I would probably recommend two things: 1. Move away from Gmail as soon as possible, to a service like Fastmail or Proton Mail; 2. Have an email from that provider as the “last resort”, i.e. hedora@fastmail.com, while using your domain name based emails for most other things.
This doesn’t solve the “everything is in one basket” issue, but you don’t hear stories of these email providers just “closing” an account and causing immense trouble for the person, at least in part because they have actual support.
> I have my email going to my own domain, but can’t figure out how to ground it out in anything other than someone else’s tld.
What do you mean "ground it out"?
As a consumer, I suspect hosting a "holding" domain, and possibly email, with AWS Route53 DNS might be a sensible approach that wouldn't break the bank. AWS has policies on account and password recovery that even include a notarised affidavit.
It might help to further separate your AWS account from the Amazon account you use to shop with, since there's a chance Amazon might be trigger-happy with banning if you violate one of their shopping policies with too many returns.

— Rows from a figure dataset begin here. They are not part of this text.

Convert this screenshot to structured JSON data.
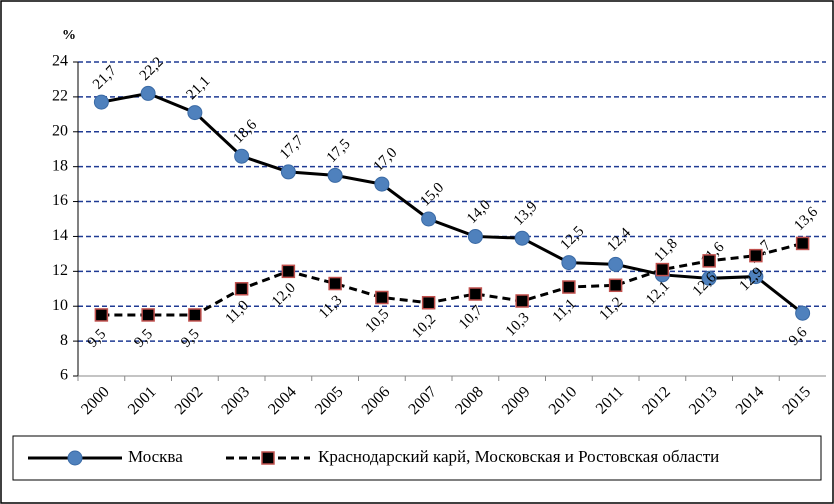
{
  "chart_data": {
    "type": "line",
    "y_label": "%",
    "categories": [
      "2000",
      "2001",
      "2002",
      "2003",
      "2004",
      "2005",
      "2006",
      "2007",
      "2008",
      "2009",
      "2010",
      "2011",
      "2012",
      "2013",
      "2014",
      "2015"
    ],
    "series": [
      {
        "name": "Москва",
        "color": "#4f81bd",
        "line_color": "#000000",
        "marker": "circle",
        "values": [
          21.7,
          22.2,
          21.1,
          18.6,
          17.7,
          17.5,
          17.0,
          15.0,
          14.0,
          13.9,
          12.5,
          12.4,
          11.8,
          11.6,
          11.7,
          9.6
        ],
        "value_labels": [
          "21,7",
          "22,2",
          "21,1",
          "18,6",
          "17,7",
          "17,5",
          "17,0",
          "15,0",
          "14,0",
          "13,9",
          "12,5",
          "12,4",
          "11,8",
          "11,6",
          "11,7",
          "9,6"
        ]
      },
      {
        "name": "Краснодарский карй, Московская и Ростовская области",
        "color": "#000000",
        "line_color": "#000000",
        "marker_edge": "#c0504d",
        "marker": "square",
        "dashed": true,
        "values": [
          9.5,
          9.5,
          9.5,
          11.0,
          12.0,
          11.3,
          10.5,
          10.2,
          10.7,
          10.3,
          11.1,
          11.2,
          12.1,
          12.6,
          12.9,
          13.6
        ],
        "value_labels": [
          "9,5",
          "9,5",
          "9,5",
          "11,0",
          "12,0",
          "11,3",
          "10,5",
          "10,2",
          "10,7",
          "10,3",
          "11,1",
          "11,2",
          "12,1",
          "12,6",
          "12,9",
          "13,6"
        ]
      }
    ],
    "ylim": [
      6,
      24
    ],
    "yticks": [
      6,
      8,
      10,
      12,
      14,
      16,
      18,
      20,
      22,
      24
    ],
    "grid": true,
    "grid_color": "#1f3a93",
    "legend": "bottom"
  }
}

> As a consumer, I suspect hosting a "holding" domain, and possibly email, with AWS Route53 DNS might be a sensible approach that wouldn't break the bank.
This is what I do.
Totally isolated AWS account that owns `my-account-recovery.com` in my country-code TLD (because I have legal rights and strong and easy access to appeals processes with that, so unlikely the domain could be wrestled from me and likely I could eventually regain ownership if lost).
I use Amazon SES for incoming email to simply drop all incoming messages as objects in a S3 bucket.
I have SNS notifications going out to my regular operational email whenever a new message comes in with the metadata (sender, subject, etc but not the body as that could contain actual reset/account recovery links) so I can keep an eye on what's coming in.
Haven't looked at my bills lately, but including domain renewal and stuff this is maybe $100/yr to establish this as a root of trust/access. Even if other accounts are breached/suspended/etc, I will still have access to this account and can recover my way down from there.
I'm putting all my eggs into the AWS basket here, but I've had a good experience with them in the past and I really can't find any examples of people being locked out of their accounts in the same way I can with Google. And I know from experience that it's not impossible to get in contact with a real live person when it's required to resolve an issue.
Shouldn't you still be able to prove your identity to your DNS provider through your name, address, birth date, security questions, past correspondence, bank statements etc.?
Without going to the step of moving photos, mail, contacts, etc. off of Google services. Are there automated tools available to periodically export that data?
You can use the "download your data" feature of Google to download a copy. However you have to manually trigger the export. Also no incremental download so it can be a lot of data being transferred.
Unfortunately, you still need to manually download the data each time. There's no way to automate this. There's also no way I know of to directly upload a takeout zip to another service and continue. There's also a (generally long enough, except when you forget) time limit on downloads, as well as a download limit (have a crappy internet connection, and lost access to a file? Start a new takeout, wait for it to be available, and try again)
If takeouts could be configured to download automatically through Google drive, that would be amazing.
If you can, your own domain backed by a fastmail or a proton is the sweet spot of easy and flexible, or at least an @fastmail, @proton or similar. With payment comes the possibility of human support, which I have received easily from fastmail.